Après y avoir passé quelques années avec beaucoup de ferveur dans la pratique de la pénitence et des autres vertus monastiques, il apprit la mort de son père; il eut alors envie de faire un voyage en son pays, tant pour y consoler sa mère dans sa viduité, que pour faire de l'argent des biens qui lui étaient échus par héritage, afin d'en donner une partie aux pauvres, une autre à son monastère, et, par une infidélité condamnable dans un solitaire, de s'en réserver quelque peu pour ses propres besoins. L'abbé fit son possible pour lui ôter cette fantaisie de l'esprit. Il lui remontrait que c'était là une tentation du démon, qui voulait, sous ce beau prétexte, lui faire perdre l'esprit de sa vocation; que plusieurs autres religieux avaient déjà été séduits par le même artifice. Il lui apporta là-dessus plusieurs exemples tirés de l'Écriture sainte, et de l'Histoire ecclésiastique, où l'on voit le malheur de ceux qui quittent Dieu par la suggestion du serpent.
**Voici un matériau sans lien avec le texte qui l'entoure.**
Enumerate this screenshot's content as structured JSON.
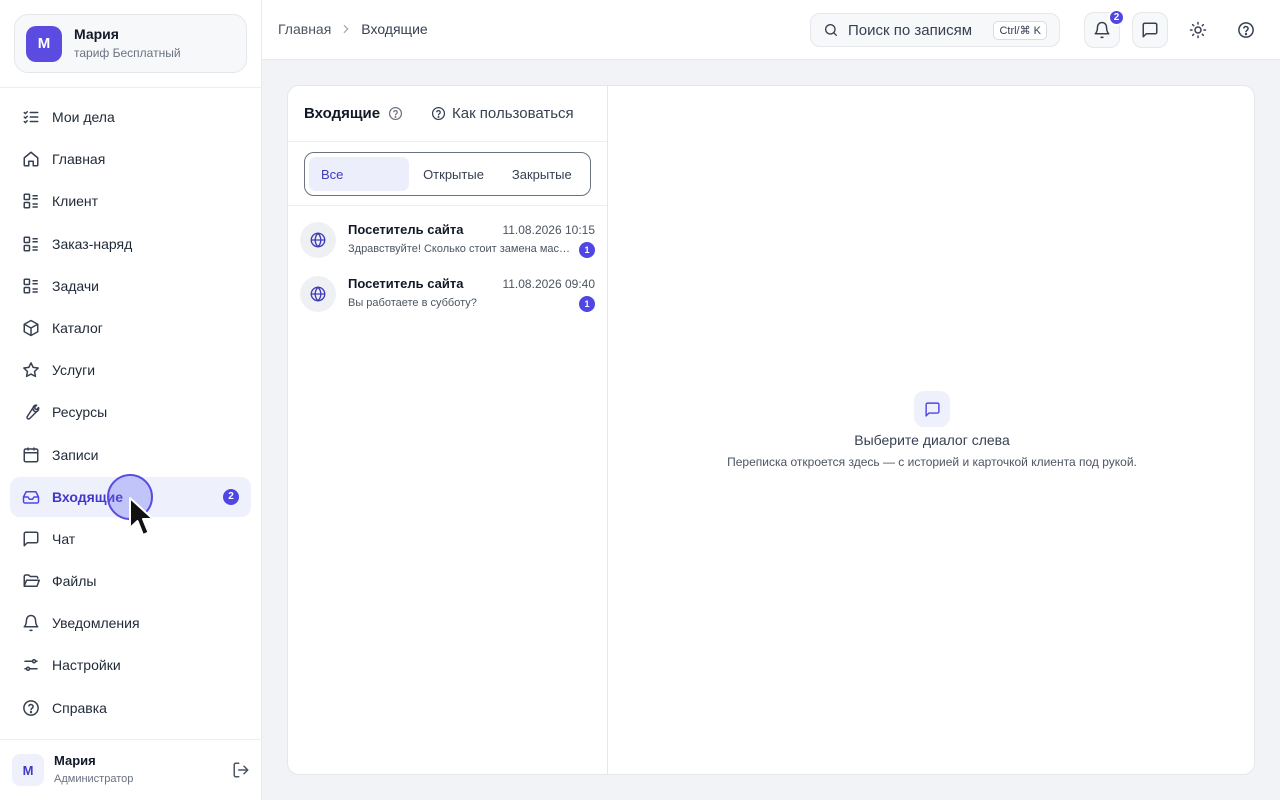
{
  "org": {
    "avatar": "М",
    "name": "Мария",
    "plan": "тариф Бесплатный"
  },
  "nav": [
    {
      "label": "Мои дела",
      "icon": "list-check-icon"
    },
    {
      "label": "Главная",
      "icon": "home-icon"
    },
    {
      "label": "Клиент",
      "icon": "list-grid-icon"
    },
    {
      "label": "Заказ-наряд",
      "icon": "list-grid-icon"
    },
    {
      "label": "Задачи",
      "icon": "list-grid-icon"
    },
    {
      "label": "Каталог",
      "icon": "package-icon"
    },
    {
      "label": "Услуги",
      "icon": "star-icon"
    },
    {
      "label": "Ресурсы",
      "icon": "wrench-icon"
    },
    {
      "label": "Записи",
      "icon": "calendar-icon"
    },
    {
      "label": "Входящие",
      "icon": "inbox-icon",
      "active": true,
      "badge": "2"
    },
    {
      "label": "Чат",
      "icon": "chat-icon"
    },
    {
      "label": "Файлы",
      "icon": "folder-icon"
    },
    {
      "label": "Уведомления",
      "icon": "bell-icon"
    },
    {
      "label": "Настройки",
      "icon": "sliders-icon"
    },
    {
      "label": "Справка",
      "icon": "help-icon"
    }
  ],
  "user": {
    "avatar": "М",
    "name": "Мария",
    "role": "Администратор"
  },
  "breadcrumb": {
    "home": "Главная",
    "current": "Входящие"
  },
  "search": {
    "placeholder": "Поиск по записям",
    "shortcut": "Ctrl/⌘ K"
  },
  "topbar": {
    "notifications_badge": "2"
  },
  "inbox": {
    "title": "Входящие",
    "howto": "Как пользоваться",
    "filters": [
      "Все",
      "Открытые",
      "Закрытые"
    ],
    "active_filter": "Все",
    "conversations": [
      {
        "name": "Посетитель сайта",
        "time": "11.08.2026 10:15",
        "preview": "Здравствуйте! Сколько стоит замена масла?",
        "unread": "1"
      },
      {
        "name": "Посетитель сайта",
        "time": "11.08.2026 09:40",
        "preview": "Вы работаете в субботу?",
        "unread": "1"
      }
    ]
  },
  "empty_state": {
    "title": "Выберите диалог слева",
    "subtitle": "Переписка откроется здесь — с историей и карточкой клиента под рукой."
  },
  "colors": {
    "accent": "#4f46e5",
    "active_bg": "#eef0fc",
    "main_bg": "#f2f3f6"
  }
}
Enfin, ne pouvant rien gagner sur lui par ses remontrances, il se jeta à ses pieds et le conjura les larmes aux yeux de ne le point abandonner, et de ne point se perdre lui-même, en quittant l'ouvrage de son salut qu'il avait si généreusement commencé. Mais Malc, qui s'imaginait que le saint vieillard ne lui faisait toutes ces instances que pour sa propre consolation, ne voulut jamais changer de résolution; il partit, malgré son abbé, assurant, néanmoins, qu'il reviendrait au plus tôt. Ce bon supérieur, comme un véritable pasteur, suivit quelque temps son disciple; mais, le trouvant toujours inflexible, il le quitta enfin, lui disant ces paroles : « Je vois bien, mon fils, que le démon vous a déjà endurci la conscience : vous n'avez aucune bonne raison pour abandonner votre solitude, et il ne se peut faire que vous ne périssiez bientôt; car une brebis qui se sépare de la bergerie est toujours exposée à la furie du loup ».
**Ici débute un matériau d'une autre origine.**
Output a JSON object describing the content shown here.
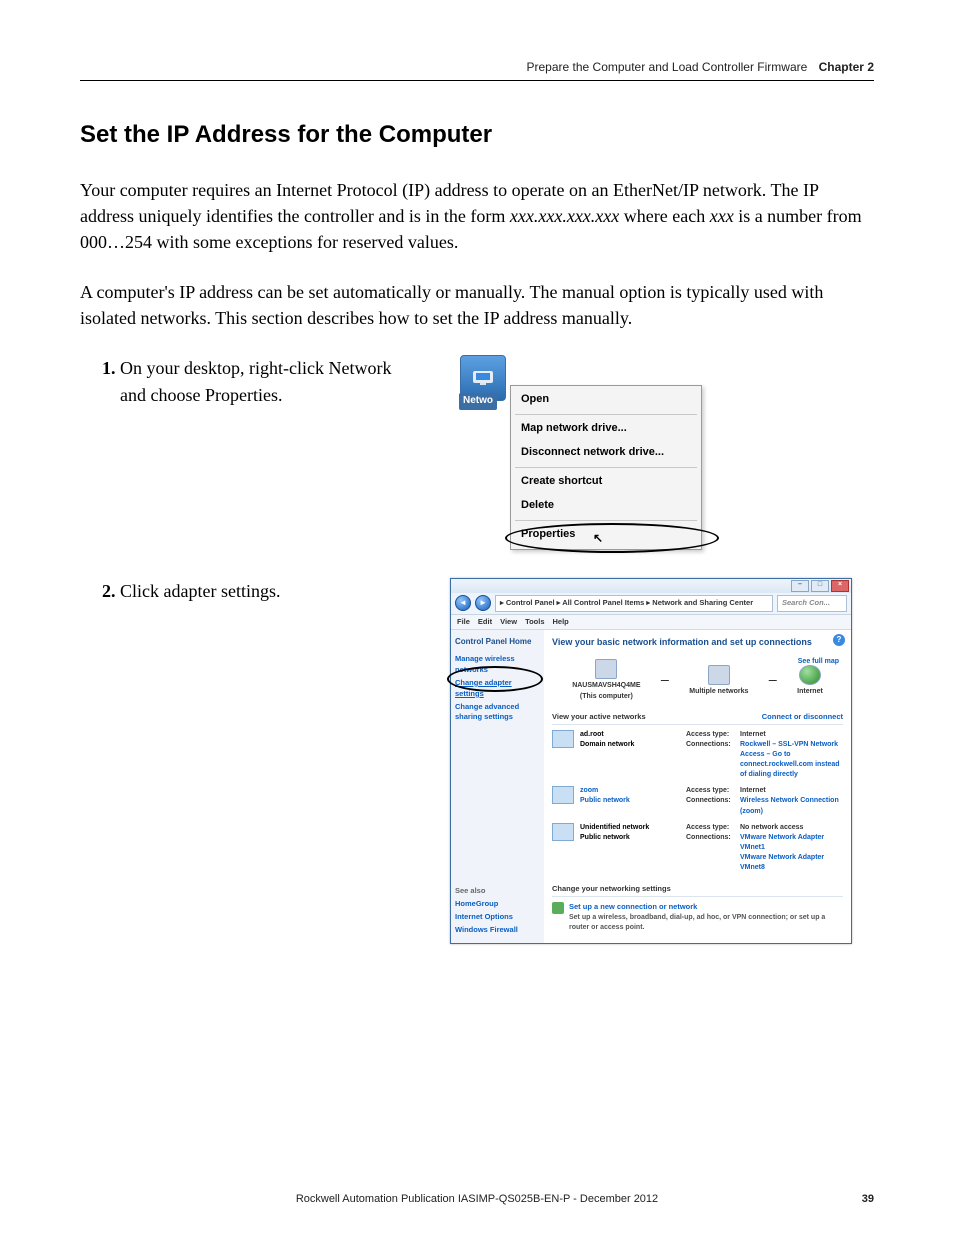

Comme il fallait passer par un désert fort dangereux, où les Sarrasins faisaient des courses continuelles, les voyageurs se réunissaient plusieurs ensemble et faisaient des caravanes, afin d'être plus en état de se défendre contre ces barbares. Le pauvre religieux se joignit donc à une troupe d'environ soixante-dix personnes de tout âge et de tout sexe, et poursuivit sa route en leur compagnie; mais à peine s'étaient-ils avancés dans les bois, qu'une bande d'Ismaélites, montés sur des chameaux et armés de lances et de flèches, se jetèrent sur eux et les firent tous esclaves. Malc échut en lot à l'un de ces Arabes, avec une femme qui avait son mari dans la compagnie; on les mit tous deux sur des chameaux pour aller à la maison de leur maître; ils n'y étaient pas tant assis que suspendus, et le lait de ces animaux avec de la chair demi-cuite était toute leur nourriture. Lorsqu'ils arrivèrent chez ce barbare, on les obligea, selon la coutume, de se prosterner devant sa femme et ses enfants, en témoignage de leur servitude; après quoi, on les appliqua à divers ouvrages : Malc, qu'on mit presque nu, fut destiné à la garde des troupeaux; il s'en acquitta avec beaucoup de fidélité, parce qu'il savait la leçon de saint Paul, qu'il faut honorer l'autorité de Dieu dans les maîtres temporels, et les servir comme Jésus-Christ.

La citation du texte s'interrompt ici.